Gizas ja często miałam problemy z pęcherzem i u mnie zawsze zaczynało się od lekkiego 'bólu' przy końcówce oddawania moczu a później się rozkręcało :-( Ale ja chyba jestem ekstremalnym przypadkiem bo jak był okres gdzie kilka razy w roku kończyło się antybiotykiem bo nic mi nie pomagało .... Polecam Żurawit Intensiv.
Kasik na pewno będzie dokładnie odwrotnie niż we śnie, zobaczysz :tak:

Ja czekam z utęsknieniem na 17 i wizytę - mam nadzieję że wszytko już będzie tak jak powinno i w końcu będę mogła odetchnąć i się cieszyć ...

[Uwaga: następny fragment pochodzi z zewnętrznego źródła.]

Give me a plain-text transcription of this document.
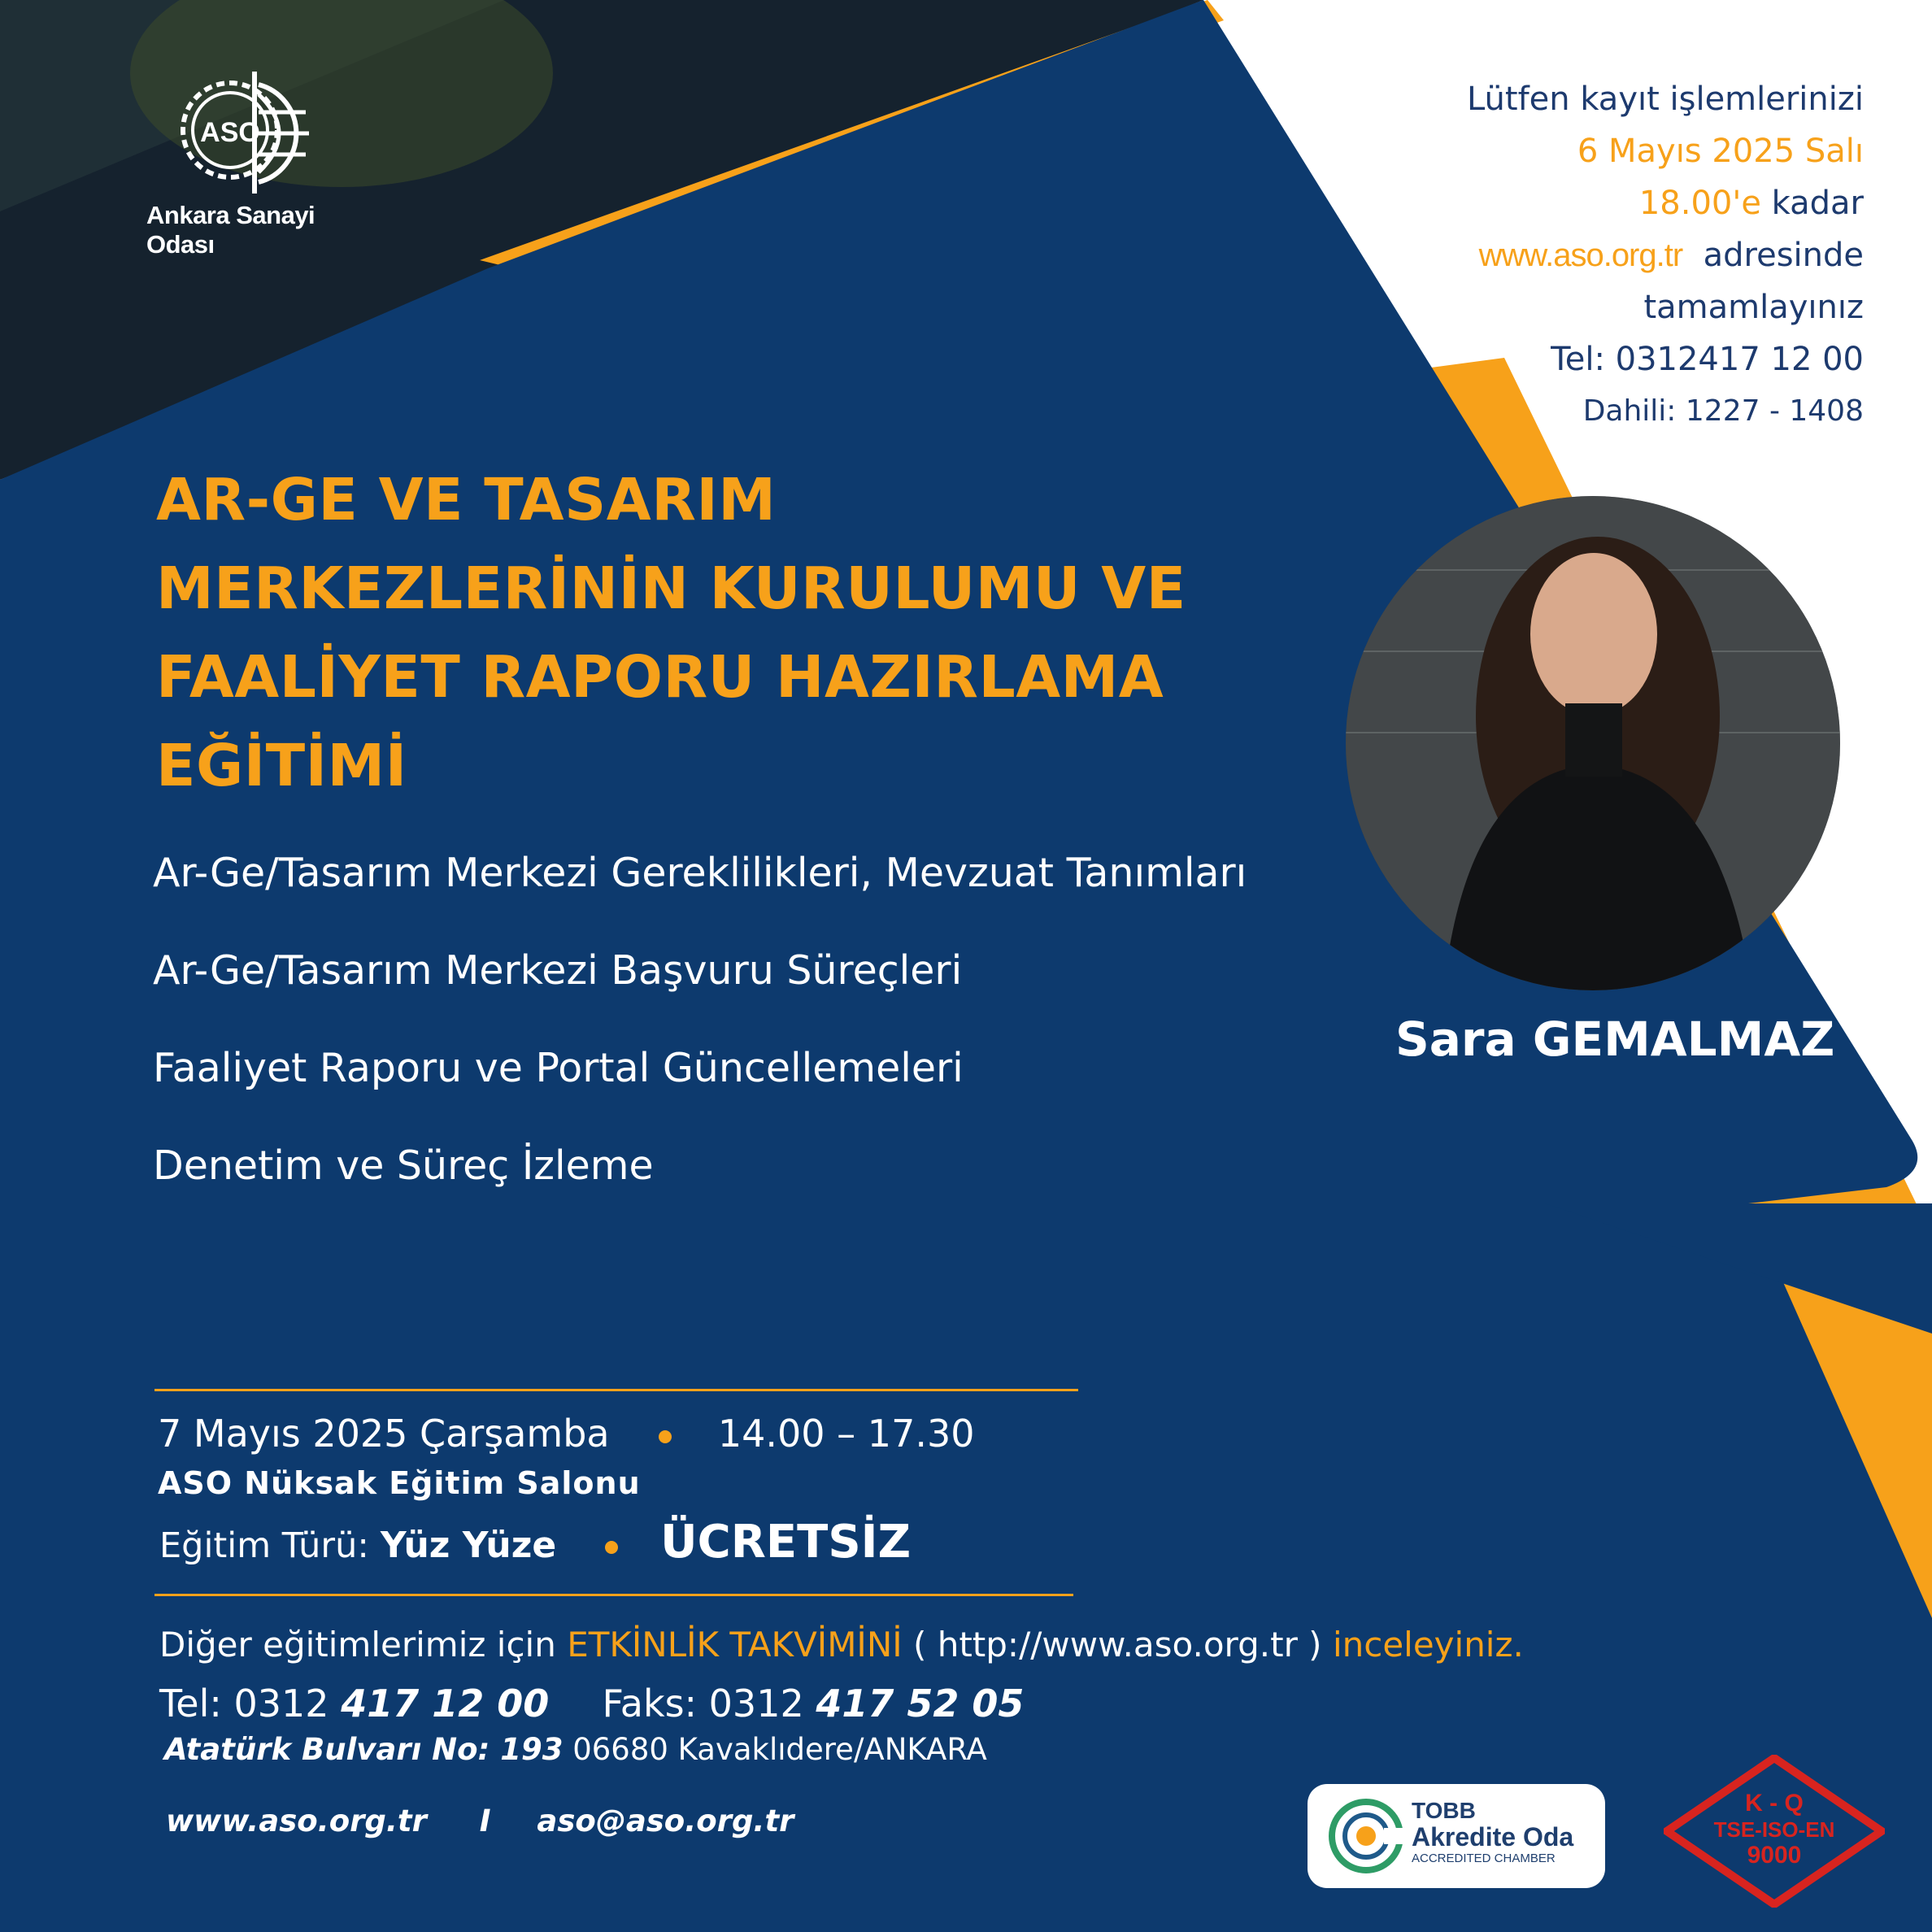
ASO
Ankara Sanayi Odası
Lütfen kayıt işlemlerinizi
6 Mayıs 2025 Salı
18.00'e kadar
www.aso.org.tr adresinde
tamamlayınız
Tel: 0312417 12 00
Dahili: 1227 - 1408
AR-GE VE TASARIM
MERKEZLERİNİN KURULUMU VE
FAALİYET RAPORU HAZIRLAMA
EĞİTİMİ
Ar-Ge/Tasarım Merkezi Gereklilikleri, Mevzuat Tanımları
Ar-Ge/Tasarım Merkezi Başvuru Süreçleri
Faaliyet Raporu ve Portal Güncellemeleri
Denetim ve Süreç İzleme
Sara GEMALMAZ
7 Mayıs 2025 Çarşamba	14.00 – 17.30
ASO Nüksak Eğitim Salonu
Eğitim Türü: Yüz Yüze ÜCRETSİZ
Diğer eğitimlerimiz için ETKİNLİK TAKVİMİNİ ( http://www.aso.org.tr ) inceleyiniz.
Tel: 0312 417 12 00 Faks: 0312 417 52 05
Atatürk Bulvarı No: 193 06680 Kavaklıdere/ANKARA
www.aso.org.tr I aso@aso.org.tr	TOBB
Akredite Oda
ACCREDITED CHAMBER
K - Q
TSE-ISO-EN
9000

Miłego dnia dziewczyny :-)
 
Kasik ty w ogóle nie bierz pod uwagę tego snu !!!! A sny sie biorą z tego ze za dużo myślimy chyba i tym i przychodzi to do nas w snach :/ ja narazie śpię jak niemowlę bez snów :)
Gizas Kasik ja tez nie miałam zarodków mam nadzieje ze zmiana kliniki cos pomoże , może lepsze
Labo bi powiem wam ze mam dość tych zastrzyków i wizyt w klinice, w tej chwili jestem jakaś dziwna , niby spokojnie bo wiem co mnie czeka chociaż ten PR nie daje mi spokoju wiec zapewne po dzisiejszej wizycie wszystko sie wyjaśni , jajniki spokój , UU bolą ale mam jeszcze wewnętrzny spokój jak wchodzę do kliniki a ostatnio to byłam podekscytowana co wejście .
 
Bibi &&&&&&& za dzisiejszy transfer aby fasolka została z Tobą na 9 m-cy,
Gizas większość tu na forum miała udany transfer 2 lub 3 dniowego zarodka. Ja za każdym razem mam blastusia i co z tego jak nie ma efektu. Także nie tylko blastusie wręcz mi się wydaje, że 2-3 dniowe zarodki mogą się lepiej zagnieżdżać. Ale tak naprawdę nie ma reguły i trudno powiedzieć co lepsze. Nie załamuj się dziewczyno. Miałaś może łyżeczkowanie, ja teraz będę miała. Lekarz powiedział, że był na sympozjum i badania wykazują, że porządne łyżeczkowanie (nie jakieś tak szarpnięcie) pomaga w zagnieżdżeniu zarodka. Ważne aby to zrobić u swojego gina bo ja nie wierze w publiczna służbę zdrowia. A mój dr zna mnie i za kase na pewno zrobi to lepiej niź w szpitalu.
 
właśnie zadzwoniłam do dr. łyżeczkowanie w czwartek lub piątek w zależności kiedy będzie punkcja aby anestezjolog nie przyjeżdżał 2 razy. Agawa, bernadka może któraś z Was ma na czwartek lub piątek punkcję?
 
reklama
No to mnie zdenerwowały... miałam dzwonić między 11 a 12:30 do labo żeby dowiedzieć się czy zamrozili wszystkie 4 zarodki. A oni wogóle nie odbierają... no kurczę. Półtora godziny i się nie dodzwoniłam :( Oj nie dam im spokoju przecież pracują normalnie dzisiaj.